There was early snow that year. Not a lot of it. But it lay on the roofs, and in ledges along the walls, and dusted the branches of trees newly naked after unusually strong autumn winds. Everything else seemed darker, blacker, in contrast. The fast-flowing water of the river, the soot-blackened stone of the old mills, and the workers’ tenements in the village. There was a leaden quality about the sky, but a glow in it, too. Like a natural lightbox diffusing sunshine. It cast no shadows. The air was crisp and cold and stung your nostrils.

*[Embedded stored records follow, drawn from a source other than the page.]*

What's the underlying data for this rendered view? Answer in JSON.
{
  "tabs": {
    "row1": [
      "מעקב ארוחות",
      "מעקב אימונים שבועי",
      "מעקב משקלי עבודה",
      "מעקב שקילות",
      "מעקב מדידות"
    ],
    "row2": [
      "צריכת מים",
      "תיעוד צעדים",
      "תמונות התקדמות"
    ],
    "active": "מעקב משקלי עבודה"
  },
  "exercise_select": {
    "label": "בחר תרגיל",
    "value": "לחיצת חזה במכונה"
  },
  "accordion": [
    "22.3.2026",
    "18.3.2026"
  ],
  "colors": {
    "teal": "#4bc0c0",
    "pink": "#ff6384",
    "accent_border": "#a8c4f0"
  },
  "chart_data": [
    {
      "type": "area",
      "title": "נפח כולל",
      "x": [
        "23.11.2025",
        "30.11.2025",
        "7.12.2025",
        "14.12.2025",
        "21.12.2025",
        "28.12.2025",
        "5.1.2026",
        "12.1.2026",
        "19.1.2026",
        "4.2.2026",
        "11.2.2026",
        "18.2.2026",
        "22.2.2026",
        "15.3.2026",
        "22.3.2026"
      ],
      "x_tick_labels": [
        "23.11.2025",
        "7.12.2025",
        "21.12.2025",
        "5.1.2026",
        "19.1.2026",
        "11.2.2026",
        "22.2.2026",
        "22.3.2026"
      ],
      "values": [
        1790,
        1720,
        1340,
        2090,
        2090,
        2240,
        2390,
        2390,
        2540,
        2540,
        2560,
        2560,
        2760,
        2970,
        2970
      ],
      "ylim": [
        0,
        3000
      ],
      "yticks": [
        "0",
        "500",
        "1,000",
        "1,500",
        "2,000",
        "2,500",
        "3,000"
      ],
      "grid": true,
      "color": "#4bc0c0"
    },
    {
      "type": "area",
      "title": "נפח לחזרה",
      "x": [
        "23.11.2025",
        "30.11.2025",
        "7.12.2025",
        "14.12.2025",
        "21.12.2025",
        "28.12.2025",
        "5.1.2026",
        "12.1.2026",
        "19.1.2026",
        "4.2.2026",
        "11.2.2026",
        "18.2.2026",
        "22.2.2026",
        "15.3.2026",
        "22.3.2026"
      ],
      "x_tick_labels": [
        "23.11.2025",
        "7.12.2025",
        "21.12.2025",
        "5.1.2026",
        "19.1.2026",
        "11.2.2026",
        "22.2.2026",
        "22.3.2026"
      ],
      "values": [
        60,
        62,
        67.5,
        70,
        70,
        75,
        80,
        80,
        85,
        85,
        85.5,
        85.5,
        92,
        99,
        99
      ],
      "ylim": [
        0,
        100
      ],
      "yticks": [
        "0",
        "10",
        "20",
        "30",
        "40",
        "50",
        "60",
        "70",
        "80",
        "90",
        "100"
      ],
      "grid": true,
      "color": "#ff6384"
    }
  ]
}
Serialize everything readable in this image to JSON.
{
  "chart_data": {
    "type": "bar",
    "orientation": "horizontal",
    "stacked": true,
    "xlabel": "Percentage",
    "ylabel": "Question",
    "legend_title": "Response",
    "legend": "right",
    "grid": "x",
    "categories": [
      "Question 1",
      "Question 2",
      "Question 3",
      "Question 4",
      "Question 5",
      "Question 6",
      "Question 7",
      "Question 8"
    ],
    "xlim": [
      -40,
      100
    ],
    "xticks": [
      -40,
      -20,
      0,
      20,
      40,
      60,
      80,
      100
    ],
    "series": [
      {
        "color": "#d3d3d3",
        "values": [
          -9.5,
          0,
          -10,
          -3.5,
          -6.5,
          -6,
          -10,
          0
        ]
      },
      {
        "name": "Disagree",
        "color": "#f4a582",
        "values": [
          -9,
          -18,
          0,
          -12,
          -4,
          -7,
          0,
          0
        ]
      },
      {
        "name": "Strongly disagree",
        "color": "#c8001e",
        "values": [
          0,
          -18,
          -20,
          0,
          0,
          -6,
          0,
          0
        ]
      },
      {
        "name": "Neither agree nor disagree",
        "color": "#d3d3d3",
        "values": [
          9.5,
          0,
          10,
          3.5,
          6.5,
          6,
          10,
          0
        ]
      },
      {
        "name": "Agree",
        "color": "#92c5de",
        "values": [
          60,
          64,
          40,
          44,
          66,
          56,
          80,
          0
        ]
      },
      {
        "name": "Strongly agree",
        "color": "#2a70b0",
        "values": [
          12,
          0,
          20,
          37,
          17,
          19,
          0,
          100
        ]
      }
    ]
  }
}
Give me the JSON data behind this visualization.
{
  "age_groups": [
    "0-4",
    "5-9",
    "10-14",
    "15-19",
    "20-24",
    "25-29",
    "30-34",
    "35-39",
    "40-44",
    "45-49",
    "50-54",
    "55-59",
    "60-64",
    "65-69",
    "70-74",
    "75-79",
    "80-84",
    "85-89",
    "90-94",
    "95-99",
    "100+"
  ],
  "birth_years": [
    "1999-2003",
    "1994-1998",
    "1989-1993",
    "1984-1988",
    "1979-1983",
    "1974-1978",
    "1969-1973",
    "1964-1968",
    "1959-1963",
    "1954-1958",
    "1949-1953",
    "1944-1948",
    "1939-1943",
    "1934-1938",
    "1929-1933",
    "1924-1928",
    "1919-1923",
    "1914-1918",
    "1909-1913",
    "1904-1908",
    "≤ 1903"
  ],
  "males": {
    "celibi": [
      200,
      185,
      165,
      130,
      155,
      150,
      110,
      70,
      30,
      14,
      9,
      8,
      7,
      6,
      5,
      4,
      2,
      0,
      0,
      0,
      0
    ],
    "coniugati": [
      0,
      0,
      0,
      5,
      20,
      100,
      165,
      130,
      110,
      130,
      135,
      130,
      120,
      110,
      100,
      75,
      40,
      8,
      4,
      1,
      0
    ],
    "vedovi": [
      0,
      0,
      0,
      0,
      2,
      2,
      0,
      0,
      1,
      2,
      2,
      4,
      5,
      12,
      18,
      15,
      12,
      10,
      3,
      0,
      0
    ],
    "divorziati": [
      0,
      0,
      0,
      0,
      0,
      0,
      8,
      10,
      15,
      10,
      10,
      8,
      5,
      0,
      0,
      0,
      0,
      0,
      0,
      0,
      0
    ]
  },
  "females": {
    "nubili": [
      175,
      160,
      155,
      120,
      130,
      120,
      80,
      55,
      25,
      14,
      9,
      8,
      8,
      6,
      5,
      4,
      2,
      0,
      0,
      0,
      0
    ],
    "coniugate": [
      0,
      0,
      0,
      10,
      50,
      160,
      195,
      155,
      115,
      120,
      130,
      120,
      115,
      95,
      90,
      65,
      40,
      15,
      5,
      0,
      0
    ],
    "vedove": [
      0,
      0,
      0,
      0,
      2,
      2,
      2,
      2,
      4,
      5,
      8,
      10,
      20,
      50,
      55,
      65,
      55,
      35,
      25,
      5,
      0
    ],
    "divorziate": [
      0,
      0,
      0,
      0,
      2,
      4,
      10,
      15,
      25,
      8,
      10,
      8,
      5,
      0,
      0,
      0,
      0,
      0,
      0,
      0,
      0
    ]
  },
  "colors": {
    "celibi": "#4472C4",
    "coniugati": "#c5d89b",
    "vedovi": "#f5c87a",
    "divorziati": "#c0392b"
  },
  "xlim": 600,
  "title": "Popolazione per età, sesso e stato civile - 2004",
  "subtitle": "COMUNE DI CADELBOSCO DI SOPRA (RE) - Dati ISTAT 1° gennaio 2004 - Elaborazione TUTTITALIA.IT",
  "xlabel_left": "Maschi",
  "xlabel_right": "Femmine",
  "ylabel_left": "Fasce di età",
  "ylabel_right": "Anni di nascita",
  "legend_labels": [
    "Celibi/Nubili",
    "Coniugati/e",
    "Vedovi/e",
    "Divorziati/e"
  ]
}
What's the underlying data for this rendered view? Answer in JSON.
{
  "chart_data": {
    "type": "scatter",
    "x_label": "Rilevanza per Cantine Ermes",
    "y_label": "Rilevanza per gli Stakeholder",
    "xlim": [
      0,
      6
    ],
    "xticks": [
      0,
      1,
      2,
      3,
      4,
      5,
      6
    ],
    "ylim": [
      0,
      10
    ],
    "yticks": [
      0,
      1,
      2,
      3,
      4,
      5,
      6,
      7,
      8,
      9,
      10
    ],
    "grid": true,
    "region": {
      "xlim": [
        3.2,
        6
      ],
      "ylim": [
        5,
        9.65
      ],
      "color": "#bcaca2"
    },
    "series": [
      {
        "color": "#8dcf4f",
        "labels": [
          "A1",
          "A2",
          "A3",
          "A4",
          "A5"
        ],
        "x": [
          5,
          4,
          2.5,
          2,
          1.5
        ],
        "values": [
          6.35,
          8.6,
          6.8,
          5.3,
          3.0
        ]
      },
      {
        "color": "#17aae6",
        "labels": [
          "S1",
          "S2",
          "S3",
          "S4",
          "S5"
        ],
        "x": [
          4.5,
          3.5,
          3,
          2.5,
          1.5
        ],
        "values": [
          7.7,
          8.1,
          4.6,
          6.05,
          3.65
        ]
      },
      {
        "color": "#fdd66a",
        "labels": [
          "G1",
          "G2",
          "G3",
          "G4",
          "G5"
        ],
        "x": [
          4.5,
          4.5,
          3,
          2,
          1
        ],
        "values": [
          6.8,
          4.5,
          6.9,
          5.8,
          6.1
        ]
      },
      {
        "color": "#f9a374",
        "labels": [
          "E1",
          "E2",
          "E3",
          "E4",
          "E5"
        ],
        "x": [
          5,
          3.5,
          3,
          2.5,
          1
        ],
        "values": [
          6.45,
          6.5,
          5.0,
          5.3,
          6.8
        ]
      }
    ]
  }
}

The snow had frozen and it crunched underfoot.

It was morning break at the school, and our voices rang out, sharp and brittle in the icy air, breath billowing about our heads like dragon smoke. I saw Peter at the centre of a small clutch of boys near the gate. But by the time I got there it was too late. He could hardly have chosen to show off Elvis in more dangerous company. They were the three Kelly brothers, and a couple of their friends. Equally unsavoury. We only ever hung out with the Kellys because they were Catholics, too, and we were all made to stand out in the cold waiting for the Proddies to finish their morning service. It bred a sort of camaraderie, even among enemies.